Mr Justice Clarke then quoted the final paragraph in TV3 and indicated that it also represents the position in this jurisdiction:
"Our decision in this case should not be seen as supporting any general proposition that the ends of news gathering justify the means. If information has been obtained in circumstances which are at least arguably unlawful that would be an important factor to weigh in the balancing exercise involved. Such unlawfulness may amount to an offence, or it may constitute a civil wrong. The more serious the breach, the stronger will be the case for restraining use of any material obtained as a result. The courts will be careful to ensure that the rights of others are properly weighed and that the media is not simply provided with an incentive to engage in and benefit from unlawful conduct whenever it claims it is acting in the exercise of freedom of expression."
Mr Justice Clarke said that any claim to an entitlement to broadcast or publish material which has, arguably been unlawfully obtained, on the basis of a legitimate public interest will necessarily result in the court exercising significant scrutiny over the public interest asserted. Mr Justice Clarke said he was mindful of the fact that it is all too easy to dress up very many issues with an exaggerated or unreal public dimensions. However, on the facts of this case and for the reasons set out earlier, he was more than satisfied that RTÉ had shown that there were very real, significant and weighty public interest issues involved. For those reasons he refused to grant an interlocutory injunction which would have the effect of restraining the broadcast.
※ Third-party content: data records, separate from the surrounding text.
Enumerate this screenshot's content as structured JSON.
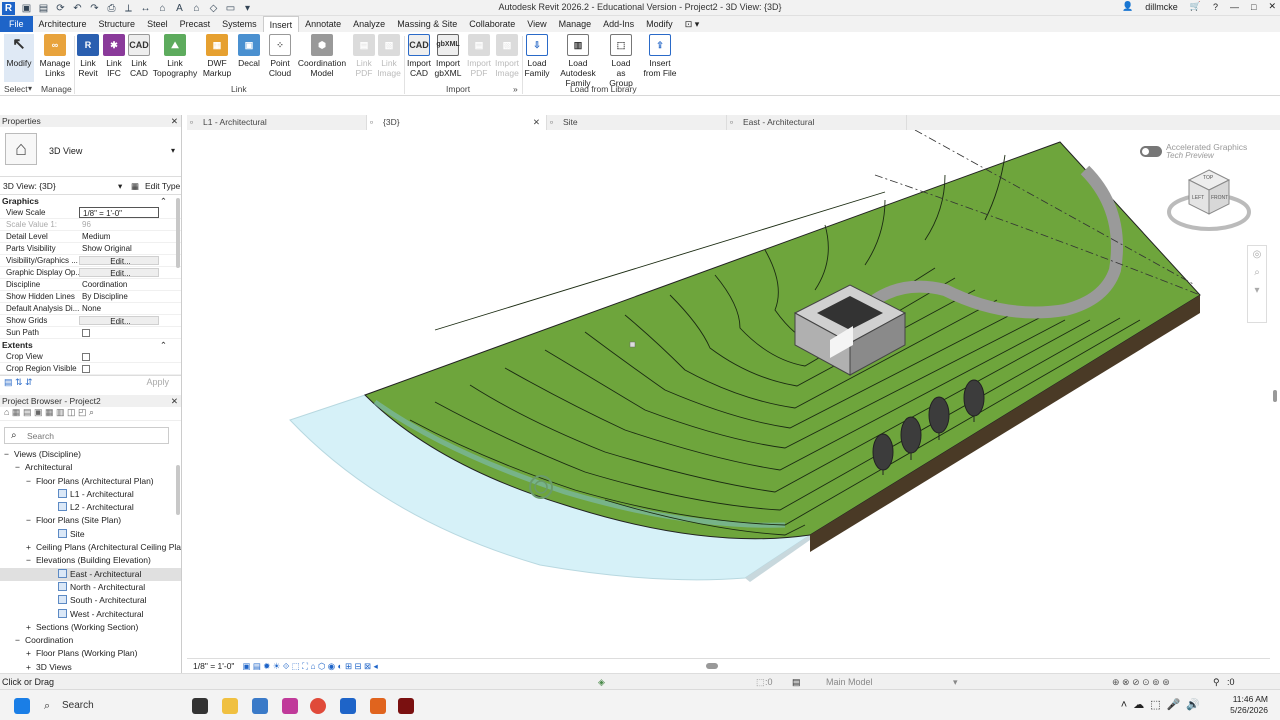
{
  "app": {
    "title": "Autodesk Revit 2026.2 - Educational Version - Project2 - 3D View: {3D}",
    "user": "dillmcke",
    "logo": "R"
  },
  "menu_tabs": [
    "File",
    "Architecture",
    "Structure",
    "Steel",
    "Precast",
    "Systems",
    "Insert",
    "Annotate",
    "Analyze",
    "Massing & Site",
    "Collaborate",
    "View",
    "Manage",
    "Add-Ins",
    "Modify"
  ],
  "active_tab": "Insert",
  "ribbon": {
    "modify": "Modify",
    "manage_links": "Manage Links",
    "link_revit": "Link Revit",
    "link_ifc": "Link IFC",
    "link_cad": "Link CAD",
    "link_topography": "Link Topography",
    "dwf_markup": "DWF Markup",
    "decal": "Decal",
    "point_cloud": "Point Cloud",
    "coordination_model": "Coordination Model",
    "link_pdf": "Link PDF",
    "link_image": "Link Image",
    "import_cad": "Import CAD",
    "import_gbxml": "Import gbXML",
    "import_pdf": "Import PDF",
    "import_image": "Import Image",
    "load_family": "Load Family",
    "load_autodesk_family": "Load Autodesk Family",
    "load_as_group": "Load as Group",
    "insert_from_file": "Insert from File",
    "groups": {
      "select": "Select",
      "manage": "Manage",
      "link": "Link",
      "import": "Import",
      "load_from_library": "Load from Library"
    }
  },
  "properties": {
    "header": "Properties",
    "type_name": "3D View",
    "instance_selector": "3D View: {3D}",
    "edit_type": "Edit Type",
    "sections": {
      "graphics": "Graphics",
      "extents": "Extents"
    },
    "rows": [
      {
        "k": "View Scale",
        "v": "1/8\" = 1'-0\"",
        "kind": "input"
      },
      {
        "k": "Scale Value    1:",
        "v": "96",
        "kind": "muted"
      },
      {
        "k": "Detail Level",
        "v": "Medium",
        "kind": "text"
      },
      {
        "k": "Parts Visibility",
        "v": "Show Original",
        "kind": "text"
      },
      {
        "k": "Visibility/Graphics ...",
        "v": "Edit...",
        "kind": "btn"
      },
      {
        "k": "Graphic Display Op...",
        "v": "Edit...",
        "kind": "btn"
      },
      {
        "k": "Discipline",
        "v": "Coordination",
        "kind": "text"
      },
      {
        "k": "Show Hidden Lines",
        "v": "By Discipline",
        "kind": "text"
      },
      {
        "k": "Default Analysis Di...",
        "v": "None",
        "kind": "text"
      },
      {
        "k": "Show Grids",
        "v": "Edit...",
        "kind": "btn"
      },
      {
        "k": "Sun Path",
        "v": "",
        "kind": "check"
      }
    ],
    "extents_rows": [
      {
        "k": "Crop View",
        "v": "",
        "kind": "check"
      },
      {
        "k": "Crop Region Visible",
        "v": "",
        "kind": "check"
      }
    ],
    "apply": "Apply"
  },
  "browser": {
    "header": "Project Browser - Project2",
    "search_placeholder": "Search",
    "items": [
      {
        "label": "Views (Discipline)",
        "indent": 0,
        "exp": "−",
        "box": false
      },
      {
        "label": "Architectural",
        "indent": 1,
        "exp": "−",
        "box": false
      },
      {
        "label": "Floor Plans (Architectural Plan)",
        "indent": 2,
        "exp": "−",
        "box": false
      },
      {
        "label": "L1 - Architectural",
        "indent": 4,
        "exp": "",
        "box": true
      },
      {
        "label": "L2 - Architectural",
        "indent": 4,
        "exp": "",
        "box": true
      },
      {
        "label": "Floor Plans (Site Plan)",
        "indent": 2,
        "exp": "−",
        "box": false
      },
      {
        "label": "Site",
        "indent": 4,
        "exp": "",
        "box": true
      },
      {
        "label": "Ceiling Plans (Architectural Ceiling Pla",
        "indent": 2,
        "exp": "+",
        "box": false
      },
      {
        "label": "Elevations (Building Elevation)",
        "indent": 2,
        "exp": "−",
        "box": false
      },
      {
        "label": "East - Architectural",
        "indent": 4,
        "exp": "",
        "box": true,
        "selected": true
      },
      {
        "label": "North - Architectural",
        "indent": 4,
        "exp": "",
        "box": true
      },
      {
        "label": "South - Architectural",
        "indent": 4,
        "exp": "",
        "box": true
      },
      {
        "label": "West - Architectural",
        "indent": 4,
        "exp": "",
        "box": true
      },
      {
        "label": "Sections (Working Section)",
        "indent": 2,
        "exp": "+",
        "box": false
      },
      {
        "label": "Coordination",
        "indent": 1,
        "exp": "−",
        "box": false
      },
      {
        "label": "Floor Plans (Working Plan)",
        "indent": 2,
        "exp": "+",
        "box": false
      },
      {
        "label": "3D Views",
        "indent": 2,
        "exp": "+",
        "box": false
      }
    ]
  },
  "view_tabs": [
    {
      "label": "L1 - Architectural",
      "active": false
    },
    {
      "label": "{3D}",
      "active": true
    },
    {
      "label": "Site",
      "active": false
    },
    {
      "label": "East - Architectural",
      "active": false
    }
  ],
  "viewport": {
    "accel_label": "Accelerated Graphics",
    "accel_sub": "Tech Preview",
    "cube_top": "TOP",
    "cube_left": "LEFT",
    "cube_front": "FRONT"
  },
  "view_control_bar": {
    "scale": "1/8\" = 1'-0\""
  },
  "status": {
    "text": "Click or Drag",
    "model": "Main Model",
    "count_left": ":0",
    "count_right": ":0"
  },
  "taskbar": {
    "search": "Search",
    "time": "11:46 AM",
    "date": "5/26/2026"
  },
  "colors": {
    "terrain": "#6ea53c",
    "water": "#d6f1f8",
    "revit_blue": "#1e64c8",
    "soil": "#4a3a26"
  }
}
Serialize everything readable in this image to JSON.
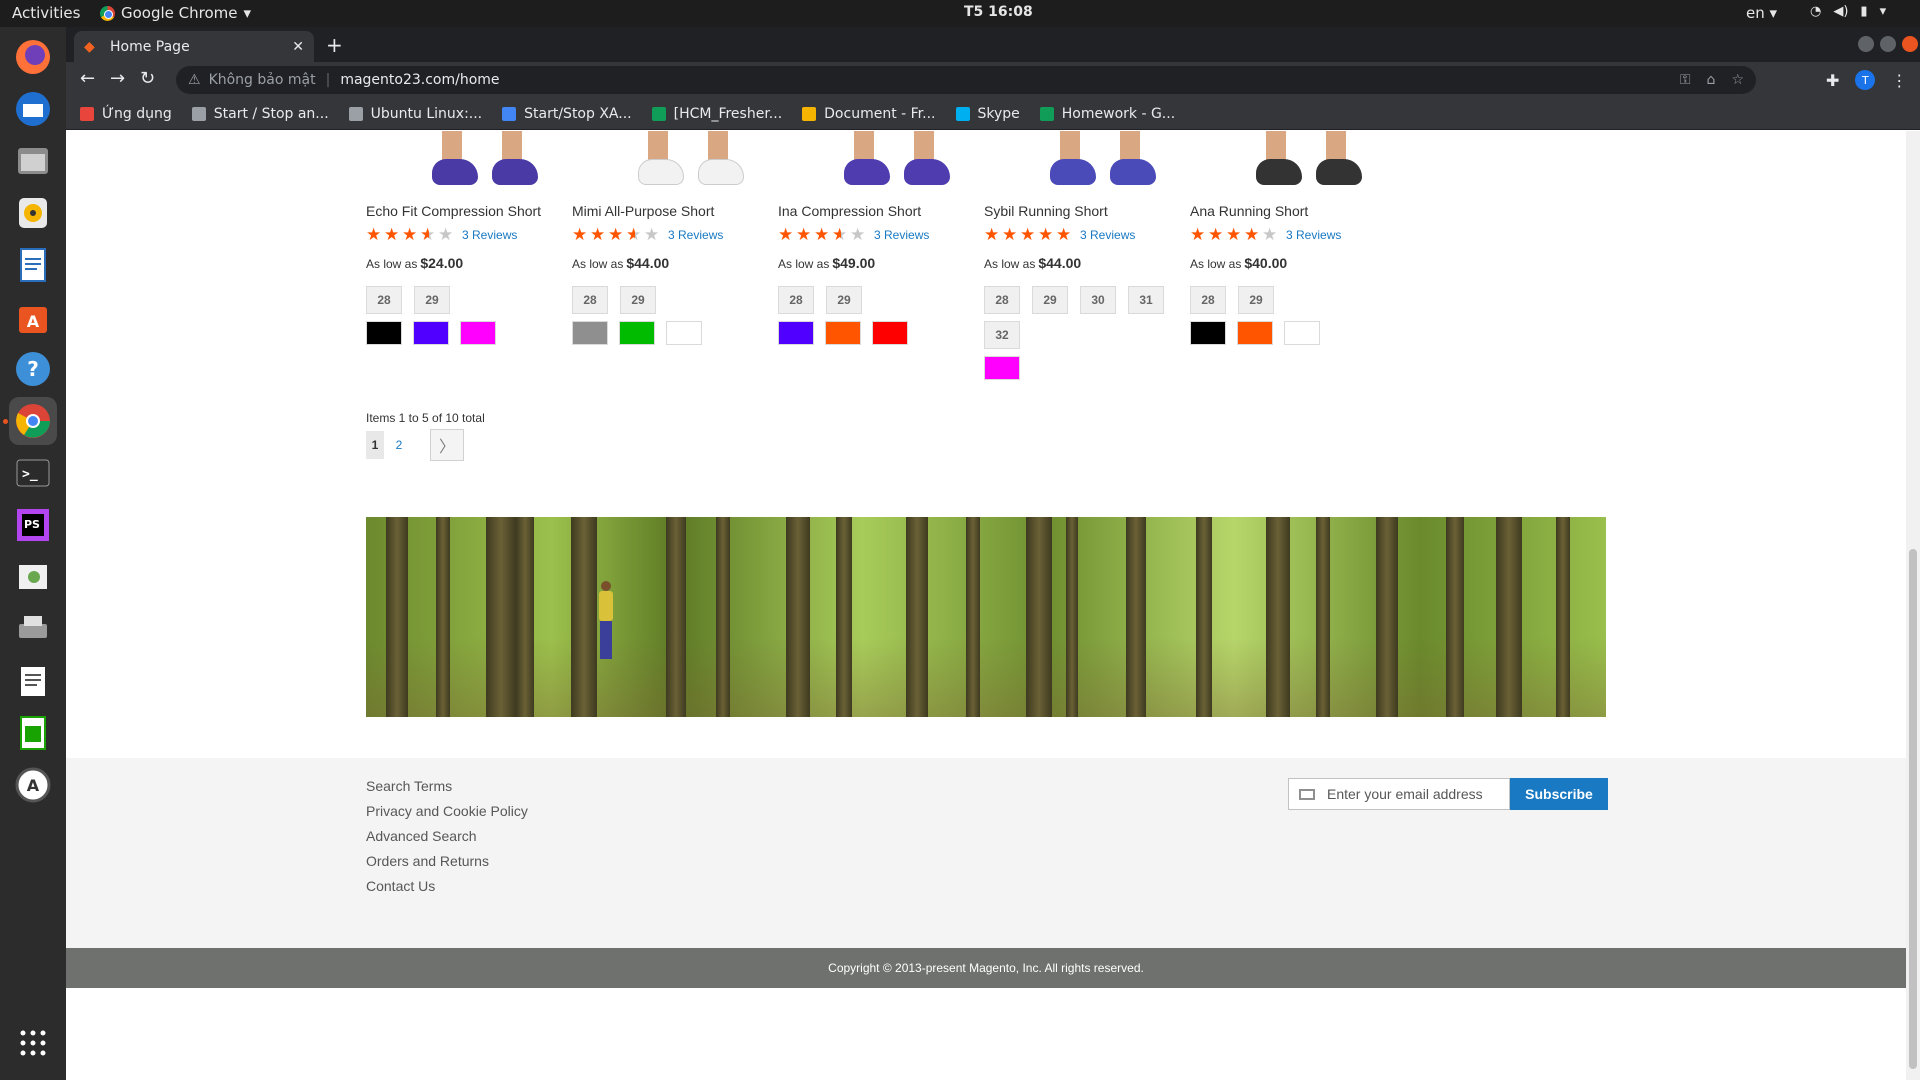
{
  "os": {
    "activities": "Activities",
    "app_name": "Google Chrome",
    "clock": "T5 16:08",
    "lang": "en"
  },
  "browser": {
    "tab_title": "Home Page",
    "insecure_label": "Không bảo mật",
    "url": "magento23.com/home",
    "avatar_letter": "T",
    "bookmarks": [
      {
        "label": "Ứng dụng",
        "color": "#e8453c"
      },
      {
        "label": "Start / Stop an...",
        "color": "#9aa0a6"
      },
      {
        "label": "Ubuntu Linux:...",
        "color": "#9aa0a6"
      },
      {
        "label": "Start/Stop XA...",
        "color": "#4285f4"
      },
      {
        "label": "[HCM_Fresher...",
        "color": "#0f9d58"
      },
      {
        "label": "Document - Fr...",
        "color": "#f4b400"
      },
      {
        "label": "Skype",
        "color": "#00aff0"
      },
      {
        "label": "Homework - G...",
        "color": "#0f9d58"
      }
    ]
  },
  "products": [
    {
      "name": "Echo Fit Compression Short",
      "rating": 3.5,
      "reviews": "3 Reviews",
      "price_prefix": "As low as",
      "price": "$24.00",
      "sizes": [
        "28",
        "29"
      ],
      "swatches": [
        "#000000",
        "#5000ff",
        "#ff00ff"
      ],
      "shoe": "#4a3aa5"
    },
    {
      "name": "Mimi All-Purpose Short",
      "rating": 3.5,
      "reviews": "3 Reviews",
      "price_prefix": "As low as",
      "price": "$44.00",
      "sizes": [
        "28",
        "29"
      ],
      "swatches": [
        "#8f8f8f",
        "#00bb00",
        "#ffffff"
      ],
      "shoe": "#f2f2f2"
    },
    {
      "name": "Ina Compression Short",
      "rating": 3.5,
      "reviews": "3 Reviews",
      "price_prefix": "As low as",
      "price": "$49.00",
      "sizes": [
        "28",
        "29"
      ],
      "swatches": [
        "#5000ff",
        "#ff5500",
        "#ff0000"
      ],
      "shoe": "#4f3db0"
    },
    {
      "name": "Sybil Running Short",
      "rating": 5,
      "reviews": "3 Reviews",
      "price_prefix": "As low as",
      "price": "$44.00",
      "sizes": [
        "28",
        "29",
        "30",
        "31",
        "32"
      ],
      "swatches": [
        "#ff00ff"
      ],
      "shoe": "#4a4ab8"
    },
    {
      "name": "Ana Running Short",
      "rating": 4,
      "reviews": "3 Reviews",
      "price_prefix": "As low as",
      "price": "$40.00",
      "sizes": [
        "28",
        "29"
      ],
      "swatches": [
        "#000000",
        "#ff5500",
        "#ffffff"
      ],
      "shoe": "#333333"
    }
  ],
  "pager": {
    "info": "Items 1 to 5 of 10 total",
    "current": "1",
    "next_page": "2"
  },
  "footer": {
    "links": [
      "Search Terms",
      "Privacy and Cookie Policy",
      "Advanced Search",
      "Orders and Returns",
      "Contact Us"
    ],
    "email_placeholder": "Enter your email address",
    "subscribe_label": "Subscribe",
    "copyright": "Copyright © 2013-present Magento, Inc. All rights reserved."
  }
}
Mr Justice Clarke then addressed the additional claim in the Aherne proceedings wherein the plaintiffs sought an injunction to restrain further trespass on the plaintiffs' premises. Mr Justice Clarke said it seemed to him that different considerations applied in respect of this aspect of the case. Mr Justice Clarke said that an injunction that would restrain future trespass would not have an effect equivalent to prior restraint and therefore it seemed to him that the ordinary principles for the granting or refusal of an interlocutory injunction should be applied to this aspect of the case. He said the starting point must, therefore, be a consideration of whether there is any risk of future trespass. Whilst it was argued by counsel for RTÉ that there was no evidence of any such risk Mr Justice Clarke could not agree. Pending the establishment after a full trial of the lawfulness or otherwise of the use of such methods, it seemed to Mr Justice Clarke that the balance of convenience would favour restraining RTÉ from engaging in any further trespass on the premises of the plaintiffs in the Aherne proceedings.
Mr Justice Clarke concluded by stating that as is always the case at an interlocutory stage, nothing in that determination should be taken as amounting to a final ruling as to the appropriateness or otherwise of any of the actions which have in fact been engaged in.
Solicitors: McKeever Rowan (Dublin ) for the Cogley plaintiff; Paul W. Tracey (Dublin) for the Aherne plaintiffs; RTE Solicitors' Office for the defendants.